Introductions: Personal, Political and Fat Rights

I’m going to be blogging for my city’s online newspaper, the majority of the first posts will be very basic to give an understanding of fat rights and where I stand on the issues.

You can see the original here.

My name is Amanda Levitt and I am a fat activist.

I am not only an activist who lives in a fat body but I am just one person out of thousands who are part of the fat rights movement, we are working towards ending weight bias and fat stigma. I want to change public perceptions of health and make people aware of how health is a socially constructed concept that is not accessible to all people.

Weight bias is a multi-faceted issue and comes in many forms, fat people are more likely the recipients of health care prejudice, inequitable hiring, wages and promotional practices in the workplace, verbal and physical attacks, the belief that they are inherently unhealthy, and their worth being directly derived from their appearance or body size.

The ways in which we talk about fat bodies has made us believe that to be healthy it means we much conform to a thin ideal, even though is not possible for a majority of fat people. Weight based health initiatives (aka diets) fail 95-98 percent within the first three years after they begin, by five years the average total weight loss for that 2-5 percent of people only accounts for 10 percent of body mass. To put that into perspective, I currently weigh 230 pounds, that loss would only be 23 pounds.

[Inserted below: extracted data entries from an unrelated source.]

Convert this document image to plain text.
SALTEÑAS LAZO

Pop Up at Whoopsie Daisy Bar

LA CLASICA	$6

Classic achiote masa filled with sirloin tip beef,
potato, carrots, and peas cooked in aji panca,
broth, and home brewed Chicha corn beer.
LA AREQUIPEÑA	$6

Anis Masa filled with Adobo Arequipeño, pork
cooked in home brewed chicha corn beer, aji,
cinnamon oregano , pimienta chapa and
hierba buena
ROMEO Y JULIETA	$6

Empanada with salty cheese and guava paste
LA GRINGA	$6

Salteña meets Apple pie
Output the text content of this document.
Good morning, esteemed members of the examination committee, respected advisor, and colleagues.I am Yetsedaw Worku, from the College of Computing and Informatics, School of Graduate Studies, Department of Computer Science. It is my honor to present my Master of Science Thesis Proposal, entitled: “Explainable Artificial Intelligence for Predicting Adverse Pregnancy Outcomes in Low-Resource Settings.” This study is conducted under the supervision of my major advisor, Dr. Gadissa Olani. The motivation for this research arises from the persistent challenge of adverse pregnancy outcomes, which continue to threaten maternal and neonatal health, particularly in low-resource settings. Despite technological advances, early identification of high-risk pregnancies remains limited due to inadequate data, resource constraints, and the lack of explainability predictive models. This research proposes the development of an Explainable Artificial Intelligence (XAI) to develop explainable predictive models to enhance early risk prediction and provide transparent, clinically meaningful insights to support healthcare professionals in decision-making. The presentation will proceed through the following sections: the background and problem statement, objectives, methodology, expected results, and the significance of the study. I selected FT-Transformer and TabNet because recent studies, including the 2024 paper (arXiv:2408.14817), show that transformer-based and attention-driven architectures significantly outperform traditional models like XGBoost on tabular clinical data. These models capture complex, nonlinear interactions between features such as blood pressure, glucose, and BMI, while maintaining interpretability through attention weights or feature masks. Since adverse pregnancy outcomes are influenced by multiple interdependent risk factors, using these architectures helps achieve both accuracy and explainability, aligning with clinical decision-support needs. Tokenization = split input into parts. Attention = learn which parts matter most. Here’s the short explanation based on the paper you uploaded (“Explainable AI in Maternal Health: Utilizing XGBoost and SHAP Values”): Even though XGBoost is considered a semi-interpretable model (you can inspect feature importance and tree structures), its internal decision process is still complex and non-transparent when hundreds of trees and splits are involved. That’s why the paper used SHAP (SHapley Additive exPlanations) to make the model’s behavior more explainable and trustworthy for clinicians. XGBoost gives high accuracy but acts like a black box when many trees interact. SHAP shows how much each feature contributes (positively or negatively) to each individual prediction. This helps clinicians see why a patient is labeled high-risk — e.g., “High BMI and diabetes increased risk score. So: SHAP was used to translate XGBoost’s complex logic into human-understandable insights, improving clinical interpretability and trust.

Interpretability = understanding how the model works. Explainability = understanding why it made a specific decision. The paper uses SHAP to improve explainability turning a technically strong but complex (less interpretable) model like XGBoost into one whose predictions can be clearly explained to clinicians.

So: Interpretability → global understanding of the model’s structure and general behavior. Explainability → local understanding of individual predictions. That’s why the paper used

The correlation between this movement and other social movements comes from the narratives that often play out before activists change them. Fat bodies are denied health status, in similar fashion to people who are not able-bodied. The way we deny fat bodies diversity status by deeming them unnatural or deviant was and still is a tactic used against the LGBTQ+ movement. The ways in which these movements intersect means we must not only understand our own oppression but also understand how they all work together to create social inequalities.

I moved to Ferndale because the LGBTQ+ community is strong; an environment where positive social and political growth is more likely because of that alone. I want to help carve out a space in this community that allows all people of minority status to thrive. My goal is to normalize fat bodies and make this community a livable space for all people.

4 thoughts on “Introductions: Personal, Political and Fat Rights

  1. Holy crap, you also live in Ferndale? I need to actually attend LYB Detroit meetings instead of just lurking on G-Reader and in List-Servs!